Whoa. Good stress? Of course. When you get back to the actual understanding that stress is pretty much anything that requires a response from the body, you see that you are constantly experiencing stressors. A drop in temperature is a stressor, having to get out of bed in the morning is a stressor, exercise is a stressor (yeah, I said it!), someone saying your name in a crowd is a stressor, ad infinitum. “Stress” is the conversation, constant and uninterrupted, that you are having with your environment.
For clarity, I hope that you understand that EVERYTHING is your environment. We have tossed the word around so much that with environment we tend to think of trees and dying rivers and little animals that our grandchildren won’t know. Your environment, though, is everything from the shampoo that you use (or don’t…go no ‘poo, go no ‘poo, GO!) to the paint colors that you choose to cover your walls in to that unfortunate bag of Doritos that you scarfed last night at midnight after one too many Big Bang Theory downloads on YouTube. It’s the humming of your refrigerator and the howling of the wind through the pine trees. It is the uncertainty of a moon-less night and the amount of sunlight you bathe in during the day. It’s the feeling of the wool sweater on your skin to the loud neighbors that just can’t seem to get along. Your environment is the people you touch or walk past during your day and the animals that share the park with you on your lunch break. It is the pace at which you run or the sway with which you dance. All of these things are your environment and the dialogue between you and it is so intimate that it really should be called by its 19th century name for talking intently: intercourse.
That conversation, for our purposes, is what stress actually is. If the environment is the call, we are the response. Since we have the capacity (as does every other living thing) to impact its environment) we are the call and the environment is the response. And that communion is stress.
How do you feel about stress now?
Hopefully a little differently. It doesn’t seem to be quite so….nefarious, does it?
Good. Because you know what the MAJOR difference between stress (the bad stuff) and eustress (the good stuff)? Our perception. That’s it.
I will grant you this. The amount of stressors and demands for response that we often have in an average day are inhuman and inhumane. Our bodies DO struggle to keep up with the constancy of the permeating barrage. It does overwhelm. Or, we allow it to.

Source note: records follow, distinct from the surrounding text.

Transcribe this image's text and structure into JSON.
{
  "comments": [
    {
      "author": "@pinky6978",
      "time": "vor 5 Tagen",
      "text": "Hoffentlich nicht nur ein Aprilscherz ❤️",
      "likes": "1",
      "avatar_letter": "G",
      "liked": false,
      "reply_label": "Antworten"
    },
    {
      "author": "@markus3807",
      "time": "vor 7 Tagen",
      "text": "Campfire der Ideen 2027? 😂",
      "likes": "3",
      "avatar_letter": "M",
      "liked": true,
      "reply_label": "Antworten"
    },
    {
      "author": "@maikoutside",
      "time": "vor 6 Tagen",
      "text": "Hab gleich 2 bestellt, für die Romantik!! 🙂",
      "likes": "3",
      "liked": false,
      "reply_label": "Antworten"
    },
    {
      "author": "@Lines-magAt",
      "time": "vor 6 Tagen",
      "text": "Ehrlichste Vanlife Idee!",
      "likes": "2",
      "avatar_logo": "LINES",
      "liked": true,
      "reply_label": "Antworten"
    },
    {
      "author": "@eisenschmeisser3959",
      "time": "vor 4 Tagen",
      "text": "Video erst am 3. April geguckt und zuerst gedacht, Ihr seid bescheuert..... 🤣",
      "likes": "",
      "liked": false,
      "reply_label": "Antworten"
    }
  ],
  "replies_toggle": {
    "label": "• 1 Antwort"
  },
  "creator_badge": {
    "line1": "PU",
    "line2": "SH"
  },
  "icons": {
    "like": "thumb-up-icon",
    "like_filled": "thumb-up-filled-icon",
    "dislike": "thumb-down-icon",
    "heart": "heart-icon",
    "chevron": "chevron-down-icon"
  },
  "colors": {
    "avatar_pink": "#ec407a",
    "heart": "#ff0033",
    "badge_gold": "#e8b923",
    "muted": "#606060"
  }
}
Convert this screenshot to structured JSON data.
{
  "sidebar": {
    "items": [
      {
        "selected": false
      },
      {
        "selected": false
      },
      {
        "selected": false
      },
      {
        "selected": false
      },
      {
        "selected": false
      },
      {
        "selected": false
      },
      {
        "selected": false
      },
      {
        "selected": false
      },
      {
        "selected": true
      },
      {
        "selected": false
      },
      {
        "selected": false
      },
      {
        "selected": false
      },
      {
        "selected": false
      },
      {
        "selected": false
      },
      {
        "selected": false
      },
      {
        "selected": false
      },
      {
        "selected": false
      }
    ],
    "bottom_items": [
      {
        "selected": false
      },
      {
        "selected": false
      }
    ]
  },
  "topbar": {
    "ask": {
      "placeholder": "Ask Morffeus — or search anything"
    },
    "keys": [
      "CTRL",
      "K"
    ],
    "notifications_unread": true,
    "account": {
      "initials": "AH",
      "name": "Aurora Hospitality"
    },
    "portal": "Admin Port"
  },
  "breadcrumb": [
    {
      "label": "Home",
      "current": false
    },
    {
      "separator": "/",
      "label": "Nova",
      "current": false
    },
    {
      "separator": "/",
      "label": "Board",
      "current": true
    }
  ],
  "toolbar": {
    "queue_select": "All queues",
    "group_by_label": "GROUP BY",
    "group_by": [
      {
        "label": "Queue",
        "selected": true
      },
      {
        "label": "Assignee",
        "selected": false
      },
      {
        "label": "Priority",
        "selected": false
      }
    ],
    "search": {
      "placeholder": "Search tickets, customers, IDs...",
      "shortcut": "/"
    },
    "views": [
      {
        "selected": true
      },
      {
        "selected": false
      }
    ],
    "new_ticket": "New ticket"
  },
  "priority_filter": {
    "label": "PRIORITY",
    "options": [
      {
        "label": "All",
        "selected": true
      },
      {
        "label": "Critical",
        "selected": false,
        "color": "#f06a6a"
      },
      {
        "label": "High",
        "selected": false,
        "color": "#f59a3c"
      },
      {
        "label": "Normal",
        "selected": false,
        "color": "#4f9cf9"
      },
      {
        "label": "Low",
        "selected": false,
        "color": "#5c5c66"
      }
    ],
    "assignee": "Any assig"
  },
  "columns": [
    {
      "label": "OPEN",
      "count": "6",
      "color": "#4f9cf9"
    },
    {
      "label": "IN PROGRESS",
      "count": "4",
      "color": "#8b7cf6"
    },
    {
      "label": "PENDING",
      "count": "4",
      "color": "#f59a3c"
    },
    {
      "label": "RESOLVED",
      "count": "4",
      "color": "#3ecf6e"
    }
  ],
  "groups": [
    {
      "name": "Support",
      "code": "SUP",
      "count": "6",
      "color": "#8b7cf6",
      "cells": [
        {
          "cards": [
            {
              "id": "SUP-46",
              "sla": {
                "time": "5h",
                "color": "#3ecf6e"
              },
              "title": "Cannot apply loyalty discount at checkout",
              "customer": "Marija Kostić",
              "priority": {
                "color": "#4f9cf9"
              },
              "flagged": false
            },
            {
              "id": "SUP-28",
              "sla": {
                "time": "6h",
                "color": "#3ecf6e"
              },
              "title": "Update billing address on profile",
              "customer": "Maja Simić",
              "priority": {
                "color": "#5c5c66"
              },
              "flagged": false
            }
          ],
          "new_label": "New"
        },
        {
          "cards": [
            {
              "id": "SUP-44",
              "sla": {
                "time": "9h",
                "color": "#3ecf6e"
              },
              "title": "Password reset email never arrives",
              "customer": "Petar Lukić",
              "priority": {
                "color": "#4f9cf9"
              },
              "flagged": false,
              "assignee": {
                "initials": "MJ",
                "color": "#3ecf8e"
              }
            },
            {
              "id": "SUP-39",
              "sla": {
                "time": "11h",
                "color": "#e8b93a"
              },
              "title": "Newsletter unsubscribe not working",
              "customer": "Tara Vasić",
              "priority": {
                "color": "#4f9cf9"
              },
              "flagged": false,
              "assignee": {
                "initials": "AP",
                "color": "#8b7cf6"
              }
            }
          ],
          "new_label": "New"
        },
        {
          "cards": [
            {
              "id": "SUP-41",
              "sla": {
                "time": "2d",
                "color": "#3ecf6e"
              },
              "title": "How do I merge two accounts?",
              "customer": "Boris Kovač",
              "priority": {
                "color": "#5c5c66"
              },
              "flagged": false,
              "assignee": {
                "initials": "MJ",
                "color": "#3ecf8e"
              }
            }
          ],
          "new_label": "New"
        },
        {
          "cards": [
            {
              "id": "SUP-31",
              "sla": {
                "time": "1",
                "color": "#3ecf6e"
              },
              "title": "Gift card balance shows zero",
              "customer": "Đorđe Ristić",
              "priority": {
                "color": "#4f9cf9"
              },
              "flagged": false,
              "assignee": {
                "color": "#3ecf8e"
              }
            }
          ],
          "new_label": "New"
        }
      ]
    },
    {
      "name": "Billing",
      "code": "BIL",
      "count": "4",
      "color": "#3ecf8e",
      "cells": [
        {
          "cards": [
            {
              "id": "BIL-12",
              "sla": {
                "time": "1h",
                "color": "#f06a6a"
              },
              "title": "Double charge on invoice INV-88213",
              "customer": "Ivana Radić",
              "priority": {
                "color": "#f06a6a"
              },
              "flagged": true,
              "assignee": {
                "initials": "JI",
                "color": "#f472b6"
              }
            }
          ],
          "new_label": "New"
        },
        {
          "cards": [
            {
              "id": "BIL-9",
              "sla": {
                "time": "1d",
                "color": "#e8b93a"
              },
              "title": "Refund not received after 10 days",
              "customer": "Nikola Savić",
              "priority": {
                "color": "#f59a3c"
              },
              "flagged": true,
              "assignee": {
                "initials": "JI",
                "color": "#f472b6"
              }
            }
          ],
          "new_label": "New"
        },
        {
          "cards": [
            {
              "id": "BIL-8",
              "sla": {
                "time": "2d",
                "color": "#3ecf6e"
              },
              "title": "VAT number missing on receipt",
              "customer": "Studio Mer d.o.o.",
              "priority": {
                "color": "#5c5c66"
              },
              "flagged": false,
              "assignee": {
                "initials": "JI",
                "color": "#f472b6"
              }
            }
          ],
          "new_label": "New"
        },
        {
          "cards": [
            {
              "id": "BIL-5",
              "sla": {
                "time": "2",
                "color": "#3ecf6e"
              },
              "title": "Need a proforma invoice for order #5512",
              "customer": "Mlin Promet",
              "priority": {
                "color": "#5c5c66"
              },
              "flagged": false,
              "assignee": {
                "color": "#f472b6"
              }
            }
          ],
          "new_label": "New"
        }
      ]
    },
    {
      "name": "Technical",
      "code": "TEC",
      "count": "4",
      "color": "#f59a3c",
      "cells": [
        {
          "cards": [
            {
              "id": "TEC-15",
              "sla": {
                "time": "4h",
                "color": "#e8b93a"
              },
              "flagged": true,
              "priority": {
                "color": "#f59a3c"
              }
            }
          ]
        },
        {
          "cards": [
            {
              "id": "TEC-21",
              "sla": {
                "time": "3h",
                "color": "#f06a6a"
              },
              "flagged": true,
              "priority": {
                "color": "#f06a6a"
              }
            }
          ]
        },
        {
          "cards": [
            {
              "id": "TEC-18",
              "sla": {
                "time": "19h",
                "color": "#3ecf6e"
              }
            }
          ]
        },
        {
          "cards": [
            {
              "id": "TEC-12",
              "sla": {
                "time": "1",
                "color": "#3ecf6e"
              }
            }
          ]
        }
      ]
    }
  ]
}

There is a lovely path to walk with stress when we take a playful approach to it. It’s invigorating to find the right thread of conversation with our environment. As any conversation, it does take two, but all it takes is one person to alter the tone of the conversation, or the topic, and the conversation is now different. You CAN have a screaming match with your environment. Of course, you can. You have that authority. You also accept the responsibility of the fallout of that. Some of them might be chronic exhaustion, horrible digestive pain and issues, hair loss, migraines, body pain. You are also able to speak tenderly with your environment, find mutually beneficial solutions to things. So, this street is particularly congested at 5:30 so I can take the back road. Or I really enjoy the buzz I get from working hard on a project or a couple weeks and the decadence that comes with doing nothing for a whole week.
You may find that some amazing solutions can be found when you stop arguing with your environment. When you stop and listen, you may hear some things you didn’t even know.